Revised phase diagram and anomalous thermal evolution of the antinodal gap and Raman response in high-temperature superconductors

The interplay of competing orders is essential to high-temperature superconductivity, which emerges upon suppression of an antiferromagnetic order typically via charge doping. However, where the zero-temperature quantum critical point (QCP) takes place --- in terms of the doping level --- is still elusive for it is hidden by the superconducting dome. The QCP has long been believed to follow the continuous extrapolation of the characteristic temperature (T*) for a normal-state order, but recently T* within the superconducting dome was found to exhibit unexpected back-bending in the cuprate Bi$_{2}$Sr$_{2}$CaCu$_{2}$O$_{8+\delta}$ and the iron-pnictide BaFe$_{1-x}$Co$_{x}$As.

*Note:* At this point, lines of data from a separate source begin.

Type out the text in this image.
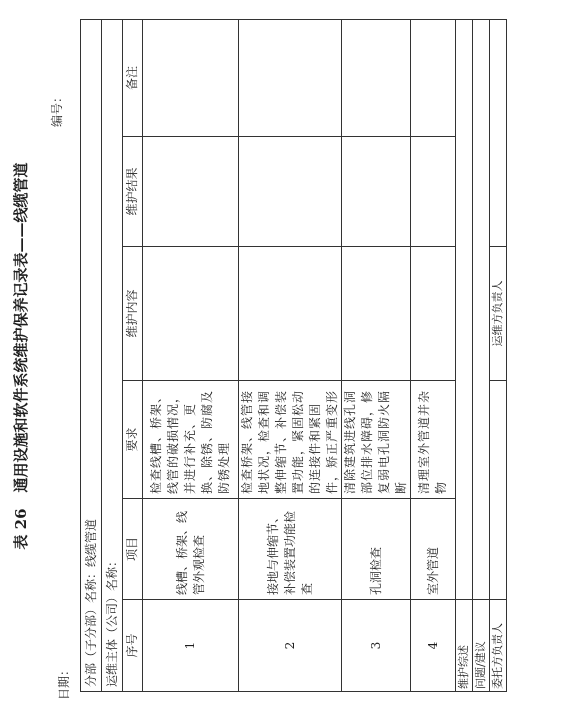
表 26通用设施和软件系统维护保养记录表——线缆管道
编号：
日期： 分部（子分部）名称：线缆管道					
运维主体（公司）名称：					
序号	项目	要求	维护内容	维护结果	备注
1	线槽、桥架、线管外观检查	检查线槽、桥架、线管的破损情况，并进行补充、更换、除锈、防腐及防锈处理			
2	接地与伸缩节、补偿装置功能检查	检查桥架、线管接地状况，检查和调整伸缩节、补偿装置功能，紧固松动的连接件和紧固件，矫正严重变形			
3	孔洞检查	清除建筑进线孔洞部位排水障碍，修复弱电孔洞防火隔断			
4	室外管道	清理室外管道并杂物			
维护综述					
问题/建议					
委托方负责人			运维方负责人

Here we show that the original and the revised phase diagrams can be understood in terms of weak and moderate competitions, respectively, between superconductivity and a pseudogap state such as d-density-wave, based on Ginzburg-Landau theory and the microscopic extended t-J model. We further illustrate that the anomalous thermal dependences of the measured antinodal gap and Raman response in cuprates can be well understood by a two-step evolution, dominated by superconductivity and pseudogap, respectively.